I am outputting messages to ActiveMQ and messages are getting delivered.
But the plugin accumulates OnStomp::Components::Frame objects until it runs out of heap space.
So no matter how much heap spec I give it it will eventually (matter of minutes in my case) run out of memory.

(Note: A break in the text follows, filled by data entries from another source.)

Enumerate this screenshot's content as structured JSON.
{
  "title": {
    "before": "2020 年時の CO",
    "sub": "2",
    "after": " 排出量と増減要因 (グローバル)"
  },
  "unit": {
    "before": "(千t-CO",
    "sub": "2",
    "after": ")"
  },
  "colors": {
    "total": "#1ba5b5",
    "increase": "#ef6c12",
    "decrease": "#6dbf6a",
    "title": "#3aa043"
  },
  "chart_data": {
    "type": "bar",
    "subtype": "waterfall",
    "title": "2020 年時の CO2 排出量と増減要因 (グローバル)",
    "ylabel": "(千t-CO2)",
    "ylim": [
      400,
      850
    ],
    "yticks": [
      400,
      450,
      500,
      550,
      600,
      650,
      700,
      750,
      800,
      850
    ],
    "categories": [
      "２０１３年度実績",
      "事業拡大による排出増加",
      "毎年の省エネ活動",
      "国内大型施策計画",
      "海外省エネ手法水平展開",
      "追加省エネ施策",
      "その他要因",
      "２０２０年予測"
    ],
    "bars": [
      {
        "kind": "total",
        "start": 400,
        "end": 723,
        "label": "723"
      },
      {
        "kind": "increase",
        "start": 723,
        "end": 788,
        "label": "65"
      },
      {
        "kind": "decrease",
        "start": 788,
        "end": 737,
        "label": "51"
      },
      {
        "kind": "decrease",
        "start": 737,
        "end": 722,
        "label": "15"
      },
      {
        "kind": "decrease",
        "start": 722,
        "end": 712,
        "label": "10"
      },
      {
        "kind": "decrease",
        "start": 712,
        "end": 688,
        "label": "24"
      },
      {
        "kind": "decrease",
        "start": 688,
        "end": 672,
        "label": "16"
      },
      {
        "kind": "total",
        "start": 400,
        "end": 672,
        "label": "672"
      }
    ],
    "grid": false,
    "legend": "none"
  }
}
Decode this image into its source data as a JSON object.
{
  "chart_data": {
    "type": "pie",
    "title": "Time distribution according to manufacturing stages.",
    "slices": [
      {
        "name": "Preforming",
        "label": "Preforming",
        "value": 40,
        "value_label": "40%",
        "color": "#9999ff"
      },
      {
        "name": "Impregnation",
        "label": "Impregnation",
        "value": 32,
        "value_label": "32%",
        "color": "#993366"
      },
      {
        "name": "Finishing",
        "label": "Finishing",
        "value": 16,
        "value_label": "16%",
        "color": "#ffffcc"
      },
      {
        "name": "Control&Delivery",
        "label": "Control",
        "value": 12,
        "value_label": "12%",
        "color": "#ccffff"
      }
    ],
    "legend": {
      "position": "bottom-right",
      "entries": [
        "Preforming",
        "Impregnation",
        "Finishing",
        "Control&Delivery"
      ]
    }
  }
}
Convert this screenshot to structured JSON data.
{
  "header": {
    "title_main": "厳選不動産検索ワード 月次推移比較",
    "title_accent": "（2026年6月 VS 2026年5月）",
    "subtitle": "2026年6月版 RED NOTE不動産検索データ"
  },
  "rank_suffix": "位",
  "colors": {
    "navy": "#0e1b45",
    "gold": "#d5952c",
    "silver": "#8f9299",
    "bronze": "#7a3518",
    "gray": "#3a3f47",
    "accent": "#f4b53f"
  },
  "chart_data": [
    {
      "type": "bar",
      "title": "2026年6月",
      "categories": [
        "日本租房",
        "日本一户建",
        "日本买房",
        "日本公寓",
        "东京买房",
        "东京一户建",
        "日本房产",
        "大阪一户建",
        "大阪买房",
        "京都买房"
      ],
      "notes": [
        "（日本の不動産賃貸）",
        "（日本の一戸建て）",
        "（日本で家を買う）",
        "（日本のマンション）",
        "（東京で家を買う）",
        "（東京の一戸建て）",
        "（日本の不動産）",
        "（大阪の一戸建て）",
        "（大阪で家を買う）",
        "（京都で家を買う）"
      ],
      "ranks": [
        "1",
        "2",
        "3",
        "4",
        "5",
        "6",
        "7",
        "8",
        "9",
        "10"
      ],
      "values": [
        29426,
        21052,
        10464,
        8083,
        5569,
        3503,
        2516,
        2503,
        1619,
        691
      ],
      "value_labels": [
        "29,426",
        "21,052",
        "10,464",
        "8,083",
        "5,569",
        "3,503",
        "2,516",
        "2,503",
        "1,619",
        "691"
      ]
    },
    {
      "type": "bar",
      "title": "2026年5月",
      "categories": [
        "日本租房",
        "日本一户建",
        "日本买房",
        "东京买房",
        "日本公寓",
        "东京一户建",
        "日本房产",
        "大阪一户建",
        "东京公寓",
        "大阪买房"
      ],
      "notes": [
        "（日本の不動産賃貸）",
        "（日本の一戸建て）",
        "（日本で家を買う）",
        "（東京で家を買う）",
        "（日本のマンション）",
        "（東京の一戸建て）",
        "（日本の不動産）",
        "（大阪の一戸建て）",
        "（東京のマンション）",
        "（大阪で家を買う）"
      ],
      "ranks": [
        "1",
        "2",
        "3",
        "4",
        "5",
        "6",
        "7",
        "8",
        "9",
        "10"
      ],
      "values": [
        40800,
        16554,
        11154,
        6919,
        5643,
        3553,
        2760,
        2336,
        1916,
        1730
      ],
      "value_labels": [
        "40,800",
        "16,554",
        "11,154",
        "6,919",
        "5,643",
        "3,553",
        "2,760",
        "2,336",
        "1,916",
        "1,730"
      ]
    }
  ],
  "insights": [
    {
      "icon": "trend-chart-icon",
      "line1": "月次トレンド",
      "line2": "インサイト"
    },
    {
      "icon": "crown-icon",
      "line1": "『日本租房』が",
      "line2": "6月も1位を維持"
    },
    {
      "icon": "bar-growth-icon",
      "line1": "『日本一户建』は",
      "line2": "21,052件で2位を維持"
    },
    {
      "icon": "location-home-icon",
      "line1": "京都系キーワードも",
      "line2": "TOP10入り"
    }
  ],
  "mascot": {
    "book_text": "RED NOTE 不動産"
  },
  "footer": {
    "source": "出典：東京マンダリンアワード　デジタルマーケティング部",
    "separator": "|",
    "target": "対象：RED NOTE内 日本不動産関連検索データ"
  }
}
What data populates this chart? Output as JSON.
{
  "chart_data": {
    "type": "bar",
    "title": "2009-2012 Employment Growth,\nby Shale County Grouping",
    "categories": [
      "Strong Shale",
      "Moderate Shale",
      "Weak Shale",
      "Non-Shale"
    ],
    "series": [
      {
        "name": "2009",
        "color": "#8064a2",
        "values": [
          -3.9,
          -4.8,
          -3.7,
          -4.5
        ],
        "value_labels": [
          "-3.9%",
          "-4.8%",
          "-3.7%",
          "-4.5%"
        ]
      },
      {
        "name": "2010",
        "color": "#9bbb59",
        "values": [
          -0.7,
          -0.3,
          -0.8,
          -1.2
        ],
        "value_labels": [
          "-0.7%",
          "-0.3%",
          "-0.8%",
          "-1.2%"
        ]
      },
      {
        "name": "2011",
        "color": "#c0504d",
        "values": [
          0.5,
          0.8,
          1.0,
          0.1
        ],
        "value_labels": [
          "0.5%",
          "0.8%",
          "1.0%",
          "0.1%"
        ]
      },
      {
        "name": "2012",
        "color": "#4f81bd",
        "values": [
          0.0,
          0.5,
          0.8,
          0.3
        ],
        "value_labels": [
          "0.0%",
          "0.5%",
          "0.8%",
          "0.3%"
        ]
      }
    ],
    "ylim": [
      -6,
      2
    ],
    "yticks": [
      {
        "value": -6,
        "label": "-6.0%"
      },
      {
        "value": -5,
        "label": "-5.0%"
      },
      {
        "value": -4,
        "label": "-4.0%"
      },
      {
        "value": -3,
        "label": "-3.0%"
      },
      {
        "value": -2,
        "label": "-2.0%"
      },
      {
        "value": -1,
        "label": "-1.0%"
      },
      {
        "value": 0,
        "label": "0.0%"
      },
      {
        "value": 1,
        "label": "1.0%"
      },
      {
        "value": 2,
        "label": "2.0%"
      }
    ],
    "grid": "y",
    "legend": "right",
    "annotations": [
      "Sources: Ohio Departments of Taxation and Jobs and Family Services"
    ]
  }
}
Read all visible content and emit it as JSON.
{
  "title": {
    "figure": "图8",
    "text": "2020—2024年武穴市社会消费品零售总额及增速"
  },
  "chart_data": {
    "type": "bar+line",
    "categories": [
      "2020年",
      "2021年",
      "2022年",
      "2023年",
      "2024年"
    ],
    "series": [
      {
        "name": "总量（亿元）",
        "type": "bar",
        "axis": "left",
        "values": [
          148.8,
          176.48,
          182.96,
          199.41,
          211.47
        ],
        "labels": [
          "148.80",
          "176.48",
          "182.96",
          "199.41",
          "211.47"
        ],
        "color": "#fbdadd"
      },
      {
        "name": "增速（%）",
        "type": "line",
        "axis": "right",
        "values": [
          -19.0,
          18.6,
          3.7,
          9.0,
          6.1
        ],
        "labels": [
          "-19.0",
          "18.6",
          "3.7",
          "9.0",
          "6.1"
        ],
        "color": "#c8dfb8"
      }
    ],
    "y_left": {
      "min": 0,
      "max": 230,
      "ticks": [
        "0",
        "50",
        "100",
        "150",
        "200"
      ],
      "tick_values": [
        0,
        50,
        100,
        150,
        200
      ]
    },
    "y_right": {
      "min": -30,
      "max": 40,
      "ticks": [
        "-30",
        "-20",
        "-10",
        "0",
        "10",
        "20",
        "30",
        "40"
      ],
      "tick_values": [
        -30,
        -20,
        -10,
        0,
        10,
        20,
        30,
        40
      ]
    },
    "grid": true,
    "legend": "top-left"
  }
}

If I use redis output plugin instead all is stable.
input {
redis {
host => "prod.log.abc.net"
data_type => "channel"
key => "event://prod.logstash.abc.net/logline"
codec => json
}
}
input {
syslog {
type => syslog
#NOTE: needs root to run on 514
port => 5514
}
}
filter {
if [type] == "syslog" {
mutate {
replace => {
"_original_syslog_message" => "%{message}"
}
}
if "_grokparsefailure" in [tags] {
# Try more relaxed pattern to parse syslog
# cron run-parts send () chars in program name which will not match built in %{PROG} pattern - match any prog name
grok {
overwrite => "message"
match => {
"message" => "(?m)<%{POSINT:priority}>(?:%{SYSLOGTIMESTAMP:timestamp}|%{TIMESTAMP_ISO8601:timestamp8601}) (?:%{SYSLOGFACILITY} )?(:?%{SYSLOGHOST:logsource} )?(?<program>[^ \[]+)(?:\[%{POSINT:pid}\])?: %{GREEDYDATA:message}"
}
add_tag => ["class:syslog/relaxed"]
remove_tag => ["_grokparsefailure"]
tag_on_failure => ["failed:syslog/relaxed"]
}
}
# Handle LF escape http://blog.gerhards.net/2013/09/imfile-multi-line-messages.html
# Note: can't be done with mutate gsub since parser of this file fill fail on \n... perhaps fixed in latest
ruby { code => "event['message'].gsub!('#012', 10.chr)" }
# If we have timestamp8601 than we use it as time source (has millisecond)
if [timestamp8601] {
mutate {
rename => {
"timestamp8601" => "timestamp"
}
}
}
# Set @timestamp to syslog event time
if [timestamp] {
date {
match => [ "timestamp",
"MMM d HH:mm:ss",
"MMM dd HH:mm:ss",
"ISO8601"
]
remove_field => 'timestamp'
timezone => 'UTC'
}
}
# Value can be any of: "emergency" , "alert", "critical", "error", "warning", "notice", "informational", "debug"
syslog_pri {
syslog_pri_field_name => "priority"
add_tag => ["class:syslog"]
}
mutate {
rename => [
"syslog_severity", "log_level",
"syslog_facility", "facility"
]
remove_field => [
priority,
severity,
facility_label,
severity_label,
syslog_facility_code,
syslog_severity_code
]
}
# Add missing fileds
if ! [logsource] {
mutate {
replace => {
"logsource" => "%{host}"
}
}
}
if ! [program] {
mutate {
replace => {
"program" => "unknown"
}
}
}
# Normailze and fliter control chars
if [message] {
mutate {
gsub => ["message", "\r\n", "\n"]
}
mutate {
gsub => ["message", "\r", ""]
}
mutate {
gsub => ["message", "\n$", ""]
}
}
# Assign ID
uuid {
target => "@id"
}
}
}
output {
stomp {
host => "127.0.0.1"
destination => "/queue/logstash_indexer_1"
user => "logstash"
password => "logstash"
}
}
I am outputting messages to ActiveMQ and messages are getting delivered. But the plugin accumulates OnStomp::Components::Frame objects until it runs out of heap space. So no matter how much heap spec I give it it will eventually (matter of minutes in my case) run out of memory. If I use redis output plugin instead all is stable.